If approved by its board Wednesday, customers of the state-run insurer of last resort will be one step closer to an average 8.2 percent rise for homeowners' policies. In Tampa Bay, that means anywhere from a 4.3 percent increase to an 8.2 percent increase. The jump, Citizens said, is because of increased litigation over water damage claims not related to hurricanes in south Florida.
"Skyrocketing non-weather water losses in Miami-Dade, Broward and Palm Beach counties have eroded financial progress made following more than a decade without a hurricane," the insurer said in a release.
In Tampa Bay, the proposed increases for multiperil homeowners insurance differ greatly by county. The hike would push Hillsborough County rates up an average of 8.2 percent, Hernando County rates up an average of 6.8 percent, Pinellas County rates an average of 4.3 percent and Pasco County rates an average of 7.1 percent.

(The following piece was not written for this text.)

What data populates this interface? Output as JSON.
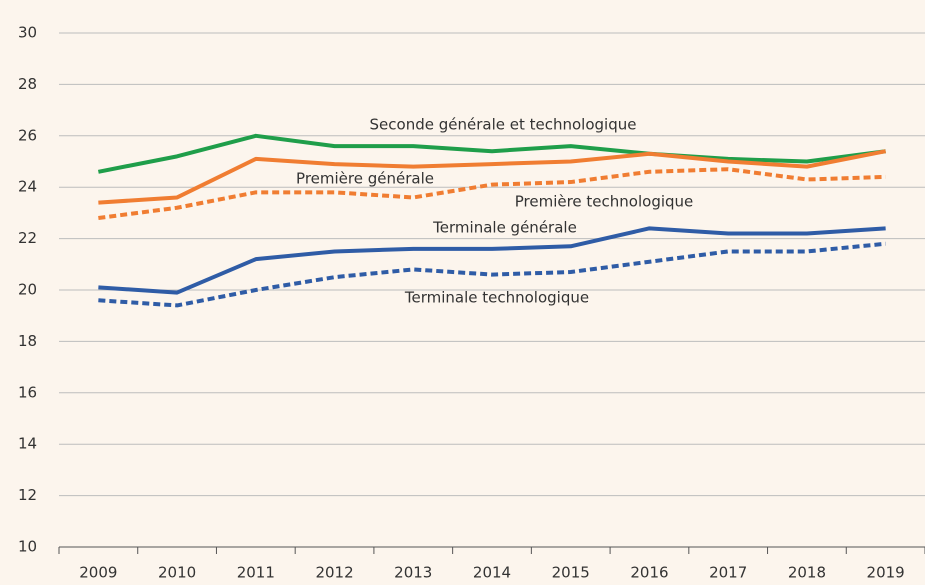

Citizens currently has about 435,000 policyholders. The proposed rates would affect policies that are new or renewed beginning September 2019.
Citizens' rate hikes in recent years have been largely attributed to an increase in "assignment of benefits" claims, specifically in south Florida. The claims are generally for water damage that isn't attributed to a major storm, such as a hurricane, and happen when homeowners insurance companies dispute the price of a repair made by a contractor. The contractor then takes that insurer to court over the matter and gets awarded legal fees if they win.
This in turn causes legal fees for the insurer to increase, eventually pushing customer rates up to compensate.
The current rate hike vote was pushed back by the Citizens board of governors in June, when members decided to give a fledgling program aimed at addressing the issue a chance to work. That effort, the "Managed Repair Program," acts as a vetted list of contractors the insurer has approved for repairs to help its policyholders avoid contractors that could bring costly litigation.
Citizens policyholders likely will see greater rate hikes than those with other insurers, said Michael Carlson, president of the Personal Insurance Federation of Florida. That's because the areas where most of the claims are concentrated (south Florida) are also where the bulk of its customers are located. But it's not just a Citizens problem.
An Insurance Information Institute report released Tuesday focused on the effect that these cases have on insurance rates. The consensus?
The increase in litigation "is making Florida homeowners insurance more expensive," the report said.
Should the board approve the increased rates, Florida Insurance Commissioner David Altmaier will need to approve them before they go into effect. Citizens' board votes on the issue Wednesday.